= Rodolfo Acosta (composer) =

Colombian composer (born 1970)

Rodolfo Acosta Restrepo (born 1970) is a Colombian composer, performer, improviser and professor of music.

==Biography==

Born in Bogotá, Colombia, in 1970, Acosta studied music theory and composition in Colombia, Uruguay, France, U.S.A., Mexico and the Netherlands, at institutions such as G.M.E.B., Fondation Royaumont, STEIM and Berklee College of Music. Among his most influential teachers are Coriún Aharonián, Graciela Paraskevaidis, Klaus Huber and Brian Ferneyhough.

Acosta's compositions have received prizes and other recognitions at national and international levels. His music – both acoustic and electroacoustic – has been presented in some thirty countries of the Americas, Europe and Asia, has been published in score form by El Mercurio magazine, Matiz Rangel Editores, the Ministry of Culture of Colombia and the Francisco José de Caldas District University, and on CD by Editorial Musical Sur, ACME (Colombian Association for Electroacoustic Music), Quindecim Recordings, IDCT (District Institute of Culture and Tourism), the Colombian-French Alliance, the FJC District University and the Secretariat of Culture, Recreation and Sports, the Ministry of Culture of Colombia, La Distritofónica, CCMC (Colombian Contemporary Music Circle), as well as independent productions.

Acosta a founding member of CCMC (Colombian Contemporary Music Circle), a non-profit association dedicated to the promotion and development of contemporary music in Colombia. He is the founder and director of Ensamble CG, a chamber ensemble formed in 1995 and dedicated to the performance of contemporary repertoire, with a special emphasis on Latin American and Colombian music, carrying out over 150 Colombian and World premieres. He is also founder and director of EMCA (ASAB Contemporary Music Ensemble), the longest-running contemporary music student group in Colombia. Since the early 1990s he has been actively involved in the experimental improvisation scene in Bogotá, both in free and conducted formats, performing with many local and foreign improvisers. Long-term projects within this field include Tangram and more recently, the B.O.I. (Bogotá Improvisers' Orchestra).

He is professor of music at the District University's ASAB School of Arts, as well as at the Central University's School of Music, both in Bogotá. Likewise, he teaches in the Masters in Literary and Musical Studies of the Mexican/North American Institute of Cultural Relations in Monterrey, Mexico. His main fields of interest in teaching are: composition, history, theory and analysis, as well as performance of contemporary and experimental music. He has been professor and lecturer in these fields at different universities and conservatories throughout the Americas and Europe.

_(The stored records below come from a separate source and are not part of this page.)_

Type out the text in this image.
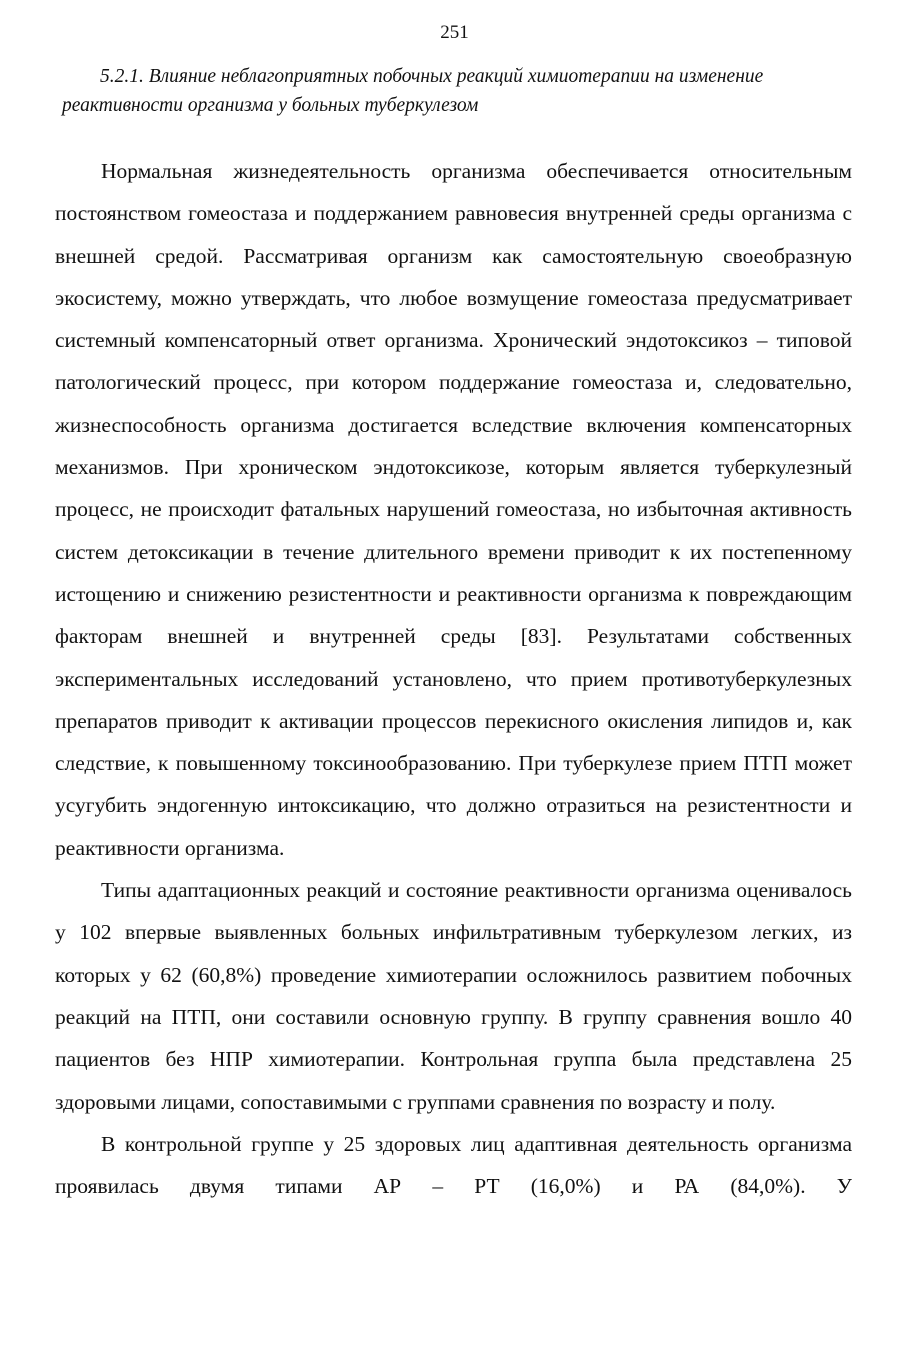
251
5.2.1. Влияние неблагоприятных побочных реакций химиотерапии на изменение реактивности организма у больных туберкулезом

Нормальная жизнедеятельность организма обеспечивается относительным постоянством гомеостаза и поддержанием равновесия внутренней среды организма с внешней средой. Рассматривая организм как самостоятельную своеобразную экосистему, можно утверждать, что любое возмущение гомеостаза предусматривает системный компенсаторный ответ организма. Хронический эндотоксикоз – типовой патологический процесс, при котором поддержание гомеостаза и, следовательно, жизнеспособность организма достигается вследствие включения компенсаторных механизмов. При хроническом эндотоксикозе, которым является туберкулезный процесс, не происходит фатальных нарушений гомеостаза, но избыточная активность систем детоксикации в течение длительного времени приводит к их постепенному истощению и снижению резистентности и реактивности организма к повреждающим факторам внешней и внутренней среды [83]. Результатами собственных экспериментальных исследований установлено, что прием противотуберкулезных препаратов приводит к активации процессов перекисного окисления липидов и, как следствие, к повышенному токсинообразованию. При туберкулезе прием ПТП может усугубить эндогенную интоксикацию, что должно отразиться на резистентности и реактивности организма.

Типы адаптационных реакций и состояние реактивности организма оценивалось у 102 впервые выявленных больных инфильтративным туберкулезом легких, из которых у 62 (60,8%) проведение химиотерапии осложнилось развитием побочных реакций на ПТП, они составили основную группу. В группу сравнения вошло 40 пациентов без НПР химиотерапии. Контрольная группа была представлена 25 здоровыми лицами, сопоставимыми с группами сравнения по возрасту и полу.

В контрольной группе у 25 здоровых лиц адаптивная деятельность организма проявилась двумя типами АР – РТ (16,0%) и РА (84,0%). У
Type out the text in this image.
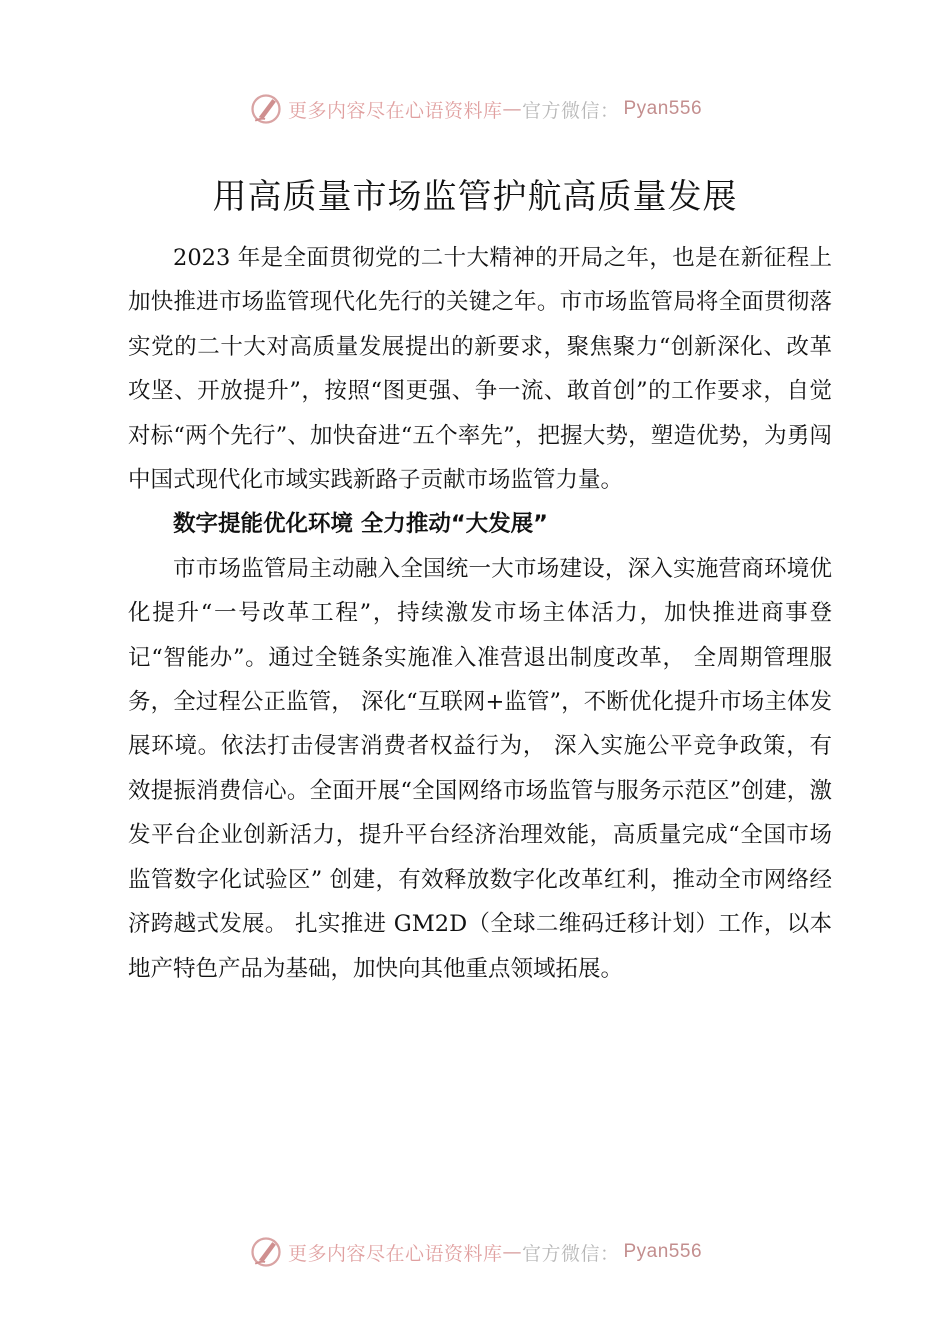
更多内容尽在心语资料库 — 官方微信： Pyan556
用高质量市场监管护航高质量发展

2023 年是全面贯彻党的二十大精神的开局之年，也是在新征程上加快推进市场监管现代化先行的关键之年。市市场监管局将全面贯彻落实党的二十大对高质量发展提出的新要求，聚焦聚力“创新深化、改革攻坚、开放提升”，按照“图更强、争一流、敢首创”的工作要求，自觉对标“两个先行”、加快奋进“五个率先”，把握大势，塑造优势，为勇闯中国式现代化市域实践新路子贡献市场监管力量。

数字提能优化环境 全力推动“大发展”

市市场监管局主动融入全国统一大市场建设，深入实施营商环境优化提升“一号改革工程”，持续激发市场主体活力，加快推进商事登记“智能办”。通过全链条实施准入准营退出制度改革， 全周期管理服务，全过程公正监管， 深化“互联网+监管”，不断优化提升市场主体发展环境。依法打击侵害消费者权益行为， 深入实施公平竞争政策，有效提振消费信心。全面开展“全国网络市场监管与服务示范区”创建，激发平台企业创新活力，提升平台经济治理效能，高质量完成“全国市场监管数字化试验区” 创建，有效释放数字化改革红利，推动全市网络经济跨越式发展。 扎实推进 GM2D（全球二维码迁移计划）工作，以本地产特色产品为基础，加快向其他重点领域拓展。

更多内容尽在心语资料库 — 官方微信： Pyan556
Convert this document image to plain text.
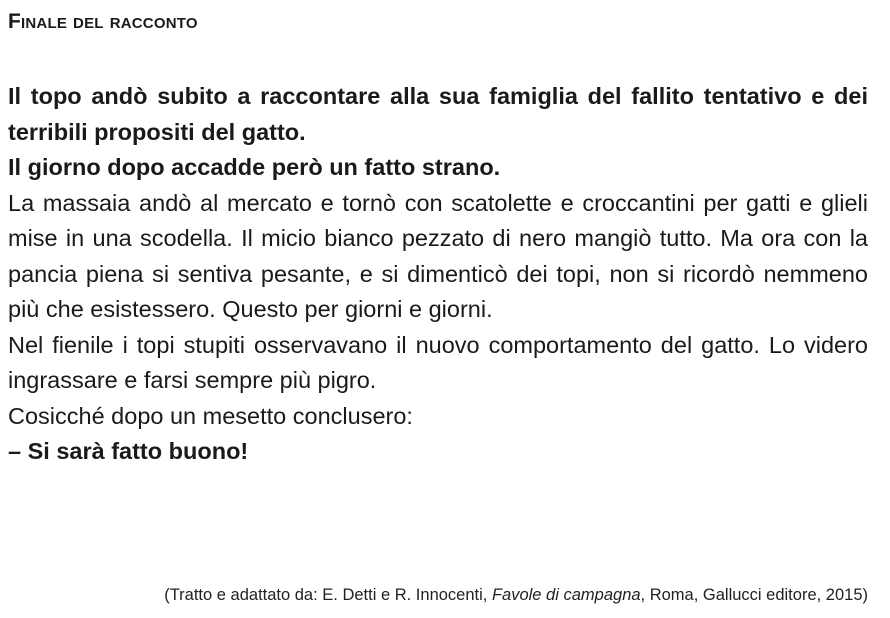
Finale del racconto

Il topo andò subito a raccontare alla sua famiglia del fallito tentativo e dei terribili propositi del gatto.

Il giorno dopo accadde però un fatto strano.

La massaia andò al mercato e tornò con scatolette e croccantini per gatti e glieli mise in una scodella. Il micio bianco pezzato di nero mangiò tutto. Ma ora con la pancia piena si sentiva pesante, e si dimenticò dei topi, non si ricordò nemmeno più che esistessero. Questo per giorni e giorni.

Nel fienile i topi stupiti osservavano il nuovo comportamento del gatto. Lo videro ingrassare e farsi sempre più pigro.

Cosicché dopo un mesetto conclusero:

– Si sarà fatto buono!

(Tratto e adattato da: E. Detti e R. Innocenti, Favole di campagna, Roma, Gallucci editore, 2015)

Finally, Acosta is a member of the editorial committee of Cuadernos de Música, Artes Visuales y Artes Escénicas of the Pontificia Universidad Javeriana. His own research and analytical texts have been published in books (such as the Gran Enciclopedia de Colombia, published by Círculo de Lectores/El Tiempo), periodicals (such as A Contratiempo, published by the Music Documentation Center of the National Library of Colombia) and web pages (such as the influential "latinoamérica música").